Por tanto Gilroy, a pesar de la curiosa e hilarante secuencia inicial (o tal vez a raíz de esa ocurrencia), gira hacia un camino más intrascendente. Esto no tiene por qué ser necesariamente negativo, pero en el caso que nos ocupa estamos ante una película muy inferior a su antecesora. Da la impresión de que esta Duplicity nunca termina de despegar. Los flashbacks que explican el romance están metidos con calzador y cortan el ritmo de la trama principal. Aunque bien pensado, ¿cuál es esa trama principal? La relación amorosa y el juego de espías se entremezclan y el guión no termina de decantarse hacia un lado u otro, lo que termina costándole la derrota. No arregla tampoco la situación el triple tirabuzón del final, que no sorprende y además alarga en demasía un film que ya anda algo sobrado de metraje. Tal vez sea hora de replantearse este tipo de finales, ya que en ocasiones son más supuestamente sorprendentes que otra cosa, y podrían estar más logrados, aunque sea a base de tenderle una trampa al espectador (sin ir más lejos, ahí está Nueve Reinas).
A pesar de sus errores, Duplicity se deja ver con cierto gusto. Gran parte de la culpa la tienen los actores, perfectamente escogidos y dirigidos por Gilroy. No entraré a valorar la actuación de Julia Roberts, porque hace básicamente lo mismo de casi siempre. Sin embargo, su presencia sigue siendo tan carismática como siempre y solo ella, de entre las actrices actuales, recuerda a las grandes damas del Hollywood clásico. Sorprende que junta a ella luzca tanto (ya ocurrió en Closer), alguien tan recio como Clive Owen, que desprende fuerza en cada gesto. Paul Giamatti está tan pasado de rosca como siempre, pero en este caso su sobreactuación es una herramienta que le ayuda a brillar con ese regalo de papel que es el del magante Garsik. El rival de este está encarnado por Tom Wilkinson, alguien al que a estas alturas es difícil describir con un halago nuevo. Cada frase que pronuncia es como una lección de interpretación.
El equipo técnico del que se ha rodeado Gilroy tampoco está formado precisamente por profesionales de segunda clase. De la elegante fotografía se hace cargo Robert Elswitt, que últimamente va a estreno por semana, y siempre cumple (aunque cuando más brilla es en sus colaboraciones con Paul Thomas Anderson). Para la música el director ha contado con James Newton Howard, uno de los más interesantes compositores que se pueden encontrar actualmente. En esta ocasión demuestra su eclecticismo con el uso de ritmos que se acercan al jazz, y que poco tienen que ver con los de las partituras de Resistencia o de las películas de Shyamalan.

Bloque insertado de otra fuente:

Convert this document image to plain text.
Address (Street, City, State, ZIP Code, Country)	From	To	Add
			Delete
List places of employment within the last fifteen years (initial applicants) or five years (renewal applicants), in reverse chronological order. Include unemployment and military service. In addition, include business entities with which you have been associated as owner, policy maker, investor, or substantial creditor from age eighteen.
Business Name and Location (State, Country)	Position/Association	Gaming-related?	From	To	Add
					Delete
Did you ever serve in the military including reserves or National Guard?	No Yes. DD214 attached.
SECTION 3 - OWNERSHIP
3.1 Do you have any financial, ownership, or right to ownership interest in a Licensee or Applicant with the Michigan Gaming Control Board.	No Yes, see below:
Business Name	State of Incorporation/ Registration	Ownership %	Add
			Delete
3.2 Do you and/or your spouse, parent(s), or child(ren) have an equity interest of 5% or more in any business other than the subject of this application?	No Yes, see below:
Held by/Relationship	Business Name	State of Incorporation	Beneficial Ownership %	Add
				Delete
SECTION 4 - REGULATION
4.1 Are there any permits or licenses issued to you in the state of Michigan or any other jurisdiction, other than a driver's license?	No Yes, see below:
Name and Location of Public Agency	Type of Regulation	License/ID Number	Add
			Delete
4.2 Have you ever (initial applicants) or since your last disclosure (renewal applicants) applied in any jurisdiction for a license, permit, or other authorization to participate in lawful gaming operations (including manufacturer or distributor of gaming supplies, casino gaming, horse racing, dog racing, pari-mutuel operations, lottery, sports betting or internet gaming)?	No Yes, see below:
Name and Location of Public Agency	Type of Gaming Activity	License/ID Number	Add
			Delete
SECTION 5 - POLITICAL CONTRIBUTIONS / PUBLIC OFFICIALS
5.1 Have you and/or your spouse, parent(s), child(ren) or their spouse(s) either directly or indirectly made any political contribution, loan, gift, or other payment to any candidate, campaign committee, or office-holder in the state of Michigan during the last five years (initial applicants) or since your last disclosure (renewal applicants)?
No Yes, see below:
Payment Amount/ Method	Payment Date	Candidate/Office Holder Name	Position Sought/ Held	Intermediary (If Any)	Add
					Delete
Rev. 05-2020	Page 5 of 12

Todos estos logros formales y artísticos sumados a su condición de intrascendente distracción hacen de Duplicity una película hasta cierto punto disfrutable. Sin embargo, el resultado es algo pobre para ser de un director tan capacitado e interesante. Esta película no es la que esperaba recibir de Tony Gilroy, pero eso no impedirá que acuda a ver ansiosamente lo próximo que haga.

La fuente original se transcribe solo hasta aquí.